Лишь на днях похоронила она четырнадцатимесячного мальчика, прекрасного, чудесного мальчика, и образ его, больного и слабого, не отходил от нее во все эти дни страдания и скорби. Он умер, он умер! Казалось ей, что никогда уже она не будет плакать такими слезами, никогда другая жгучая, ядовитая печаль не заглушит отчаяния, что навсегда залегло в ее душе. Девственное горе, наивысшее горе первой потери подняло ее внутреннее существо так высоко, а оттуда сверху ей простой, темной, ей кроткой что-то открылось… Почему?
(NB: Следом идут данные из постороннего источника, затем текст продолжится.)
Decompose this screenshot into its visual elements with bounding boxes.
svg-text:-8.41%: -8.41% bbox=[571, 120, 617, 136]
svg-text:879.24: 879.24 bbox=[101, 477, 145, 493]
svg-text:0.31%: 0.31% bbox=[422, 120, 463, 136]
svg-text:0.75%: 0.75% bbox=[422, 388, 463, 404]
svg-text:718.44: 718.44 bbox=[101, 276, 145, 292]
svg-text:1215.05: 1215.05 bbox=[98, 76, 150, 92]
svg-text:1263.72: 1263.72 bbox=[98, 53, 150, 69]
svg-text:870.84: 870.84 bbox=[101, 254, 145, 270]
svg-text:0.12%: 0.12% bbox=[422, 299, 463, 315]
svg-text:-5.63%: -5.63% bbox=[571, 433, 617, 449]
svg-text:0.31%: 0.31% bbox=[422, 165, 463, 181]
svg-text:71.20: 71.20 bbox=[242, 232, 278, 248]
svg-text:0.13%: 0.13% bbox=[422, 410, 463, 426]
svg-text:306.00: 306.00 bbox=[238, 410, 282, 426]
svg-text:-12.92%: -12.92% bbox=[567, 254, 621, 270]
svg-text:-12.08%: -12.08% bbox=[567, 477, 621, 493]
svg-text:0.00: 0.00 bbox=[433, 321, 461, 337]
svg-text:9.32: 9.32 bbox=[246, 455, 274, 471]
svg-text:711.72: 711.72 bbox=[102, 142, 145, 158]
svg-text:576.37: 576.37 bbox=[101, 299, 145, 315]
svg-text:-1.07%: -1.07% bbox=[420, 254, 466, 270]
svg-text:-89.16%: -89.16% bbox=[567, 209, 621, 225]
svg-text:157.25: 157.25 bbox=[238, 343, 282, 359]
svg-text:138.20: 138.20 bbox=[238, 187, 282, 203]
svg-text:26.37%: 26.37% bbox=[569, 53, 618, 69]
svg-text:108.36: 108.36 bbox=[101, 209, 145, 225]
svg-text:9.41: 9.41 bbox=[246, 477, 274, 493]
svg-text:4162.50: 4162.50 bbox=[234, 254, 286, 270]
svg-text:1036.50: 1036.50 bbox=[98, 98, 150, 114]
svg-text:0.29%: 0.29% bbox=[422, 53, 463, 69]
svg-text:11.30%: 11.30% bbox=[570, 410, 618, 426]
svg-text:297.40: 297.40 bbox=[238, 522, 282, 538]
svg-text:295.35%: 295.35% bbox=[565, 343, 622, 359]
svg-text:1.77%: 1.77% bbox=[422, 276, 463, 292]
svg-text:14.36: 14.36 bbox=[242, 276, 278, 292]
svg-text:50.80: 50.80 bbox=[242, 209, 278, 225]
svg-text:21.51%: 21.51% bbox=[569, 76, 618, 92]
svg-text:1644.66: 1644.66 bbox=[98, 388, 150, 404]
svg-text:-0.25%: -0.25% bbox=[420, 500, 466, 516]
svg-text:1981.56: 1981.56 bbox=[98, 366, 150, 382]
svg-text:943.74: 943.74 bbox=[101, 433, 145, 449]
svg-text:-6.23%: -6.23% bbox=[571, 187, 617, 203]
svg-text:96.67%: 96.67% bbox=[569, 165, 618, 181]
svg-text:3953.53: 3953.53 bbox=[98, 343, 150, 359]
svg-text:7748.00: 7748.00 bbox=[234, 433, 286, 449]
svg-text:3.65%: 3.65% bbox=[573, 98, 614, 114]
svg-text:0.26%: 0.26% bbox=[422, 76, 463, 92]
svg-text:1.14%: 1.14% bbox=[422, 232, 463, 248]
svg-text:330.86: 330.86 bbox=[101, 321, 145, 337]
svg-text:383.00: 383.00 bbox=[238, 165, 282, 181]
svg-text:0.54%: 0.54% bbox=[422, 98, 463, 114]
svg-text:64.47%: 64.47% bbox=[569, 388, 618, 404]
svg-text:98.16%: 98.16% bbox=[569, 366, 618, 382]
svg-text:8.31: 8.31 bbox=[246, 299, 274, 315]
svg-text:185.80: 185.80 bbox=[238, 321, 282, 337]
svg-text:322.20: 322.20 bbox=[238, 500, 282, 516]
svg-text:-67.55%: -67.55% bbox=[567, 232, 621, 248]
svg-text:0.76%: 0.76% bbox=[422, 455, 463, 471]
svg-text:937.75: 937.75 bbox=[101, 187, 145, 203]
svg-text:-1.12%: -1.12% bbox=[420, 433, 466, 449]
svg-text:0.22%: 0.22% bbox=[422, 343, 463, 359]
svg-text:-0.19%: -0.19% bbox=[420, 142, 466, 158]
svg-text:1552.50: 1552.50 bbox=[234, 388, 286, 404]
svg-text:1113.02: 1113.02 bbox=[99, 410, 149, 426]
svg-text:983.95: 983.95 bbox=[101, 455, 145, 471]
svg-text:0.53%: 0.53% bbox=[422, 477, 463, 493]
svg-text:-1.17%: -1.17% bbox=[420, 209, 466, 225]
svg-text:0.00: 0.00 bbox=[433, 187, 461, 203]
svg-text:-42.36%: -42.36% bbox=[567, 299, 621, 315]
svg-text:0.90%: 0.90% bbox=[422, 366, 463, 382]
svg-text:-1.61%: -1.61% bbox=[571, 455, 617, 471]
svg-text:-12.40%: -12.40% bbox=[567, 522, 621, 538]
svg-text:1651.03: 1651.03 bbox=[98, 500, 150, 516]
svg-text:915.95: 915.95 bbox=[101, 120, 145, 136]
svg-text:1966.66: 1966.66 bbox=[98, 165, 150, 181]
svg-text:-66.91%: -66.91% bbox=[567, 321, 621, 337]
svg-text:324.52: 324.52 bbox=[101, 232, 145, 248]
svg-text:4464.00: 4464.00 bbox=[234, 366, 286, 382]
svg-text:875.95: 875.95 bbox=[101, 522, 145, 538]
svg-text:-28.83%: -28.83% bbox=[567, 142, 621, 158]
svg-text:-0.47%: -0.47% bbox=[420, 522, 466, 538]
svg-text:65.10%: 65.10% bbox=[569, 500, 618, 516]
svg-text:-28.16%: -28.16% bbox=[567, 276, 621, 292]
И по ночам она тревожила мужа и с недоумением требовала ответа: «Почему, Левка? Почему жизнь, почему смерть?» И в пораненном сердце и в пораненных глазах мелькал кривой, замученный ребенок, как лезвие, рассекал ей мозг, и она спрашивала, вся в горе, вся в смятении: «Почему замученный? Ты знаешь, Левка? Если он дан был для радости, зачем отняли его? И где мои радости? И если нужны были его страдания, то к чему? Почему не мои, а его бессильного, его молчаливого? Не знаешь, Левка? А что есть смерть, Левка? Там, в мальчике, или в моем сердце?»